Why should you seriously consider getting sober?

The idea of cutting down or completely doing away with alcohol is mainly to improve health. Alcoholism has many adverse effects on the human body, and only sober living is the comeback for a beautiful, healthy body. Here are a few reasons why you need to cut down alcohol and seek medical help.

1. To avoid dehydration

Alcohol is an astringent that works to dehydrate your body. When alcohol comes into contact with your body cells, your cell dries up as alcohol tends to suck the fluids inside the cell, making them exit the cell. It is the same reason why it is effective in injections at the hospitals as it kills and dehydrates the germs in a wound, making it sterile. Alcohol also contains diuretic properties, meaning that it makes your body get rid of fluids from both the digestive tract and the stomach. Similarly, it deactivates the water-retaining hormone in the body, leaving you dehydrated.

2. Sleep better

While alcohol can help you sleep, it heavily interferes with good, deep, restful sleep. Alcohol makes you feel lethargic– it depresses your central nervous system. It lowers the blood pressure & heart rate as well as slowing respiration. Once you take alcohol, the liver starts working immediately to metabolize the alcohol from the body. Consequently, all the bodily processes involved speed up and cause agitation.

When you are sober, you sleep better and rest more because your breathing is optimal, and metabolism is taking place effectively. Every time you ingest alcohol, a lot of organs have to be involved and work twice extra to eliminate it, this can make the body lose the ability to sleep and rest better.

3. Cut down on weight

While alcohol cut down is mainly associated with a healthy lifestyle, simply not taking alcohol is a free ticket to weight loss. Individuals who are addicted to beer are more likely to rejoice more as beer is high in calories. Alcohol is a natural appetite stimulant that makes one eat more. Due to its draining and dehydration effects, one is likely to feel weak, dizzy and sick if they don’t eat well, but when sober, you are in a better position to make wise decisions regarding your diet. This way, you keep your weight in check.

4. Reduce cancer risk

Alcohol is the number one contributor to cancer and other lifestyle-related conditions like diabetes, high blood pressure and stroke. Alcohol intake and drug abuse over a long period of time are both dangerous to the liver, kidney and other vital internal organs like the throat, stomach, esophagus, and colon.

Seek help and start your addiction recovery journey

As sober curiosity gets popular, more people are thinking, asking and considering sobriety. Most commonly known as “generation sober” millennials have embraced the sober curious culture which has made it possible for sobriety to be accepted. Entrepreneurs have eyed a profitable opportunity by opening sober bars where non-alcoholic, and mocktail drinks are served.
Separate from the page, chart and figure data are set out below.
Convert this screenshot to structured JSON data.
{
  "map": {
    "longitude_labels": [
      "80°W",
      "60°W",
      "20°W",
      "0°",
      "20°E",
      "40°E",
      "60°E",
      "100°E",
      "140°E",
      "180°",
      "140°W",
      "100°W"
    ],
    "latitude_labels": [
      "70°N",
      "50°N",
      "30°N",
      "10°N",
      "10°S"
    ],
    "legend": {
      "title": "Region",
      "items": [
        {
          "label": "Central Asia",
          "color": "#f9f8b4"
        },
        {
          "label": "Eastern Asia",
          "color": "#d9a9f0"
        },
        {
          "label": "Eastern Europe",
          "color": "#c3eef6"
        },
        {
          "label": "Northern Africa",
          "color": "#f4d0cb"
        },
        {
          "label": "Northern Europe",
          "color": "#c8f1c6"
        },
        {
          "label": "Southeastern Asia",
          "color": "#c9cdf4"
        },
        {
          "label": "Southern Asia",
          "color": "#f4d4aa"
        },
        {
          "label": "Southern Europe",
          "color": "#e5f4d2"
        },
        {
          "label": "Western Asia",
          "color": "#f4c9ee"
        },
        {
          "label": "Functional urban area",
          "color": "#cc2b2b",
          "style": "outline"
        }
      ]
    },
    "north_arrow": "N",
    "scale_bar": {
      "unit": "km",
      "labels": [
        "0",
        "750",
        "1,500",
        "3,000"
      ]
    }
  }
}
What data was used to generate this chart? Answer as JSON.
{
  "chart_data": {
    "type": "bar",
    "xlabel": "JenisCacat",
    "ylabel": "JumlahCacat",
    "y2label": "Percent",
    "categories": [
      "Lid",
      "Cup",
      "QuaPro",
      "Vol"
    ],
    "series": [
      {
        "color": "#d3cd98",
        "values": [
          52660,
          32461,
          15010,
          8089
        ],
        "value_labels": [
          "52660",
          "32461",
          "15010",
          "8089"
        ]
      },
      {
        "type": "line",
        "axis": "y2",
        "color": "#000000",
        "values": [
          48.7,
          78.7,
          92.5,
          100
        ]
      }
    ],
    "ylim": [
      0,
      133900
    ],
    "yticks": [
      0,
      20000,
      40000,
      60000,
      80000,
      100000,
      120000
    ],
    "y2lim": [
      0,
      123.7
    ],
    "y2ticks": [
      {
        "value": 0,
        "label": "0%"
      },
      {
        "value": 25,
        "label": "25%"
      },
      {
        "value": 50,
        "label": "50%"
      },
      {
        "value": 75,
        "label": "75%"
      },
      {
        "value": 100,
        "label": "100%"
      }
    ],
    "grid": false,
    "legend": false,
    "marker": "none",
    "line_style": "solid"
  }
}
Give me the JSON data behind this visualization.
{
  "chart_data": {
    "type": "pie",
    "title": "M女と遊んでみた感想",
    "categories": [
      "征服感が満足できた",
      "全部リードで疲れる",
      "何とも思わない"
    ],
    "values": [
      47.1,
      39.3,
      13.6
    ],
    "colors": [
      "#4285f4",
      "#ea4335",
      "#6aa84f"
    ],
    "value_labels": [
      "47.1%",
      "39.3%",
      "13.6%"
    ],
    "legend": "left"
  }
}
It is normal to be curious about whether drinking is actually considered normal, abusive, problematic or social. It doesn’t matter whether you are taking alcohol for the first time, take only during events, parties, ceremonies or holidays, or you are the type of people who can’t recall a day when you were sober, taking alcohol means risking being alcoholic. About 1 in 10 social drinkers develop alcoholism, and the odds increase to 5 if you live with or around people with alcoholism. Remember, alcoholism means the inability to stop drinking despite knowing the negative consequences.

If you immensely crave to drink alcohol, feel depressed, agitated or frustrated when you don’t take alcohol, then you may be dealing with alcoholism. It is essential that you seek help immediately and begin your recovery journey.